XML: too flexible?

Some biologists really like relational databases.

This week I gave a talk to some biology researchers at the University of Virginia. The basic thesis was that large databases typically need to fit into the neat rows and columns of relational tables, but that new XQuery/XML databases let you store and retrieve huge amounts of data with potentially much more complex structure, and that while this has obvious applications in the publishing world—the world that begat XML—it could have useful applications in other domains as well. I never got past ninth grade biology, but I'd read a little on bioinformatics recently, and these people are accumulating and combing through a lot of complex data.

Going into the talk, I assumed that the listeners either were or weren't familiar with XML, and for those who weren't I'd explain the basics and we'd go from there. I didn't count on people who considered themselves familiar with it but had some misconceptions based on their own use of it. XML is popular in the sciences as an interchange format, and one professor in particular had a difficult time believing that applications could be built with rigorously structured XML.
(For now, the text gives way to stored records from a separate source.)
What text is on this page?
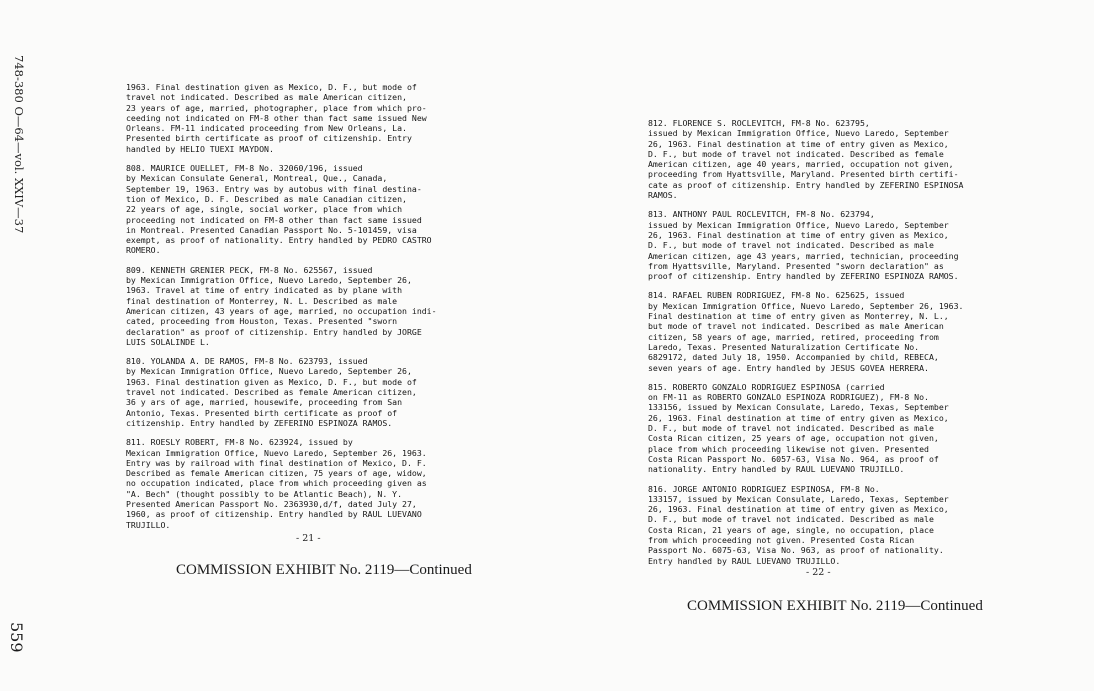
748-380 O—64—vol. XXIV—37
559
1963. Final destination given as Mexico, D. F., but mode of
travel not indicated. Described as male American citizen,
23 years of age, married, photographer, place from which pro-
ceeding not indicated on FM-8 other than fact same issued New
Orleans. FM-11 indicated proceeding from New Orleans, La.
Presented birth certificate as proof of citizenship. Entry
handled by HELIO TUEXI MAYDON.
808. MAURICE OUELLET, FM-8 No. 32060/196, issued
by Mexican Consulate General, Montreal, Que., Canada,
September 19, 1963. Entry was by autobus with final destina-
tion of Mexico, D. F. Described as male Canadian citizen,
22 years of age, single, social worker, place from which
proceeding not indicated on FM-8 other than fact same issued
in Montreal. Presented Canadian Passport No. 5-101459, visa
exempt, as proof of nationality. Entry handled by PEDRO CASTRO
ROMERO.
809. KENNETH GRENIER PECK, FM-8 No. 625567, issued
by Mexican Immigration Office, Nuevo Laredo, September 26,
1963. Travel at time of entry indicated as by plane with
final destination of Monterrey, N. L. Described as male
American citizen, 43 years of age, married, no occupation indi-
cated, proceeding from Houston, Texas. Presented "sworn
declaration" as proof of citizenship. Entry handled by JORGE
LUIS SOLALINDE L.
810. YOLANDA A. DE RAMOS, FM-8 No. 623793, issued
by Mexican Immigration Office, Nuevo Laredo, September 26,
1963. Final destination given as Mexico, D. F., but mode of
travel not indicated. Described as female American citizen,
36 y ars of age, married, housewife, proceeding from San
Antonio, Texas. Presented birth certificate as proof of
citizenship. Entry handled by ZEFERINO ESPINOZA RAMOS.
811. ROESLY ROBERT, FM-8 No. 623924, issued by
Mexican Immigration Office, Nuevo Laredo, September 26, 1963.
Entry was by railroad with final destination of Mexico, D. F.
Described as female American citizen, 75 years of age, widow,
no occupation indicated, place from which proceeding given as
"A. Bech" (thought possibly to be Atlantic Beach), N. Y.
Presented American Passport No. 2363930,d/f, dated July 27,
1960, as proof of citizenship. Entry handled by RAUL LUEVANO
TRUJILLO.
812. FLORENCE S. ROCLEVITCH, FM-8 No. 623795,
issued by Mexican Immigration Office, Nuevo Laredo, September
26, 1963. Final destination at time of entry given as Mexico,
D. F., but mode of travel not indicated. Described as female
American citizen, age 40 years, married, occupation not given,
proceeding from Hyattsville, Maryland. Presented birth certifi-
cate as proof of citizenship. Entry handled by ZEFERINO ESPINOSA
RAMOS.
813. ANTHONY PAUL ROCLEVITCH, FM-8 No. 623794,
issued by Mexican Immigration Office, Nuevo Laredo, September
26, 1963. Final destination at time of entry given as Mexico,
D. F., but mode of travel not indicated. Described as male
American citizen, age 43 years, married, technician, proceeding
from Hyattsville, Maryland. Presented "sworn declaration" as
proof of citizenship. Entry handled by ZEFERINO ESPINOZA RAMOS.
814. RAFAEL RUBEN RODRIGUEZ, FM-8 No. 625625, issued
by Mexican Immigration Office, Nuevo Laredo, September 26, 1963.
Final destination at time of entry given as Monterrey, N. L.,
but mode of travel not indicated. Described as male American
citizen, 58 years of age, married, retired, proceeding from
Laredo, Texas. Presented Naturalization Certificate No.
6829172, dated July 18, 1950. Accompanied by child, REBECA,
seven years of age. Entry handled by JESUS GOVEA HERRERA.
815. ROBERTO GONZALO RODRIGUEZ ESPINOSA (carried
on FM-11 as ROBERTO GONZALO ESPINOZA RODRIGUEZ), FM-8 No.
133156, issued by Mexican Consulate, Laredo, Texas, September
26, 1963. Final destination at time of entry given as Mexico,
D. F., but mode of travel not indicated. Described as male
Costa Rican citizen, 25 years of age, occupation not given,
place from which proceeding likewise not given. Presented
Costa Rican Passport No. 6057-63, Visa No. 964, as proof of
nationality. Entry handled by RAUL LUEVANO TRUJILLO.
816. JORGE ANTONIO RODRIGUEZ ESPINOSA, FM-8 No.
133157, issued by Mexican Consulate, Laredo, Texas, September
26, 1963. Final destination at time of entry given as Mexico,
D. F., but mode of travel not indicated. Described as male
Costa Rican, 21 years of age, single, no occupation, place
from which proceeding not given. Presented Costa Rican
Passport No. 6075-63, Visa No. 963, as proof of nationality.
Entry handled by RAUL LUEVANO TRUJILLO.
- 21 -
COMMISSION EXHIBIT No. 2119—Continued	- 22 -
COMMISSION EXHIBIT No. 2119—Continued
He said several times (based on one of my slides showing sample XML) that if someone can put a title element anywhere they want, then his application won't know where to look for it, and I kept going back to my slide showing the declaration for the chapter element that said that one and only one title element had to go at the very beginning of each chapter. I'm probably misrepresenting some of what he said, because we went around in circles a few times without completely understanding each other, but one of his key points was that he likes how the normalization process forces someone (in his case, his graduate students) to really think through the relationships between the pieces of information they're storing. This sounded to me like claiming that a well-designed relational database was better than a badly-designed XML database.

Thinking back on it, I realize that while XML is common outside of the publishing world, highly structured XML is not as common, except in cases where it's an interchange format that maps directly to some pre-existing relational tables or Java classes, as is often the case with more transactional uses of XML. The biologists had heard of DTDs and schemas, but hadn't bothered with them much, because looking at a handful of XML for a given data class showed them the structure they needed to know. Validation technologies such as Schematron and RELAX NG were understandably way off their radar.

I did have a slide saying that an advantage of XML databases over object-oriented databases (the other technology that tried to take large databases beyond rows and columns) was that prototyping was a lot easier: you can just throw together some XML and start querying it, while the analysis and design of object-oriented systems can mean a lot of up-front work before you can actually do anything with your data—note how many big fat books there are just on OO analysis and just on OO design. While discussing this slide, I mentioned that for a serious production XML application you should create checkpoints for design review and analysis and so forth before you build too many application dependencies on your thrown-together data, but it looks like I need more slides to make it clearer that while XML can be as flexible as you want, the developer can have a lot of control over the degree of that flexibility, and that large, carefully controlled systems have been built that never would have worked with relational databases—in the print and online publishing worlds, at least.